À pas de loups, continuons à suivre la piste qui nous est offerte ici :
« Mais s’il n’y avait pas eu de collectivisation de l’agriculture, est-ce que certains éléments de la paysannerie ne seraient pas aujourd’hui des activistes d’une « cinquième colonne » ? L’absence avérée d’une « cinquième colonne » en Russie est aujourd’hui une réalité indiscutable. Staline est parvenu à ce résultat en préparant son pays à la guerre et en en faisant, dès le début du conflit, une cause nationale. » (pages 50-51)

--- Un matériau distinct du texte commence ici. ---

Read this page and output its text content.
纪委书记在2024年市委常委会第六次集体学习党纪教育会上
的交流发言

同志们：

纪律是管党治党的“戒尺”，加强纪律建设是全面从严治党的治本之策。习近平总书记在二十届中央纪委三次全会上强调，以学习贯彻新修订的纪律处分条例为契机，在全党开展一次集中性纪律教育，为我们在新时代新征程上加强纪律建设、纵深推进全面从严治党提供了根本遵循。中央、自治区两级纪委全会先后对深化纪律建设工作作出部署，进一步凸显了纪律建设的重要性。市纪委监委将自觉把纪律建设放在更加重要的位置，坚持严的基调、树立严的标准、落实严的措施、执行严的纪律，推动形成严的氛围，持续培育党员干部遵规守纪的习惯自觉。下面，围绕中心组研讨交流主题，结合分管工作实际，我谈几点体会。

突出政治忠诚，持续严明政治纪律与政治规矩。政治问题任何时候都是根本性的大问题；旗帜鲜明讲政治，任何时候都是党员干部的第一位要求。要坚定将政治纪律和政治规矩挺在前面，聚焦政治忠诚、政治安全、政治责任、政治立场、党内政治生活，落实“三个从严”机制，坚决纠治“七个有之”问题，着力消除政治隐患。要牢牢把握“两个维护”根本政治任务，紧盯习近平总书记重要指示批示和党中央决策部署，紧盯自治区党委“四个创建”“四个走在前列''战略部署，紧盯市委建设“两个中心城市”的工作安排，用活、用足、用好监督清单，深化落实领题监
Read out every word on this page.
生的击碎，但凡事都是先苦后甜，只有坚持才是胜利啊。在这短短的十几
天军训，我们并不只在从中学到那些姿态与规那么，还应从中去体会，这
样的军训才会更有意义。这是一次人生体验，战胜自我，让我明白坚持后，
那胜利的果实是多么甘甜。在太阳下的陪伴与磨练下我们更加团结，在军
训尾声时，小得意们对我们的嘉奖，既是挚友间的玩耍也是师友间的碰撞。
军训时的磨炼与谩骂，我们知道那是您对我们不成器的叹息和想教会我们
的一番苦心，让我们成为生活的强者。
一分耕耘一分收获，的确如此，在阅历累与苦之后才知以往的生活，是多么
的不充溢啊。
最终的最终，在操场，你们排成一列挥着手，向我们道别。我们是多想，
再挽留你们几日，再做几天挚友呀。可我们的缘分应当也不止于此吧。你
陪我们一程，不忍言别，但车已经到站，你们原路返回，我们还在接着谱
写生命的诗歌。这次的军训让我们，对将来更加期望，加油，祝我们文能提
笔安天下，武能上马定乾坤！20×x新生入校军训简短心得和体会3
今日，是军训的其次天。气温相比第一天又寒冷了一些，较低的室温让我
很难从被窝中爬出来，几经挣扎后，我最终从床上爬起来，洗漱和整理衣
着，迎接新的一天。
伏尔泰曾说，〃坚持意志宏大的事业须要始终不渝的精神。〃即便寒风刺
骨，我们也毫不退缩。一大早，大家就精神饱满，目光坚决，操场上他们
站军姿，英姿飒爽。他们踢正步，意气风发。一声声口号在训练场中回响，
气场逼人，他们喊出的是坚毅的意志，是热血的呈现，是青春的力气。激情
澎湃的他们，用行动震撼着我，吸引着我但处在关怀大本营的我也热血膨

Et arrêtons-nous momentanément ici :
« Je suis également convaincu que la purge dans l’Armée rouge n’est pas sans rapport avec le fait que Staline croyait en l’imminence d’une guerre avec l’Allemagne. Quelle était la position de Toukhatchevski dans cette affaire ? Des agents français du Deuxième Bureau m’ont dit, il y a longtemps, que Toukhatchevski était favorablement disposé envers les Allemands. Et les Tchèques m’ont raconté l’incroyable visite de Toukhatchevski à Prague. Vers la fin d’un banquet officiel, déjà un peu éméché, il avait déclaré qu’un accord avec Hitler était la seule issue pour la Tchécoslovaquie et l’URSS. Puis il avait entrepris de dénigrer Staline. Les Tchèques s’empressèrent de faire remonter l’incident jusqu’au Kremlin, ce qui mit fin à la carrière de Toukhatchevski et de ses partisans. » (page 51)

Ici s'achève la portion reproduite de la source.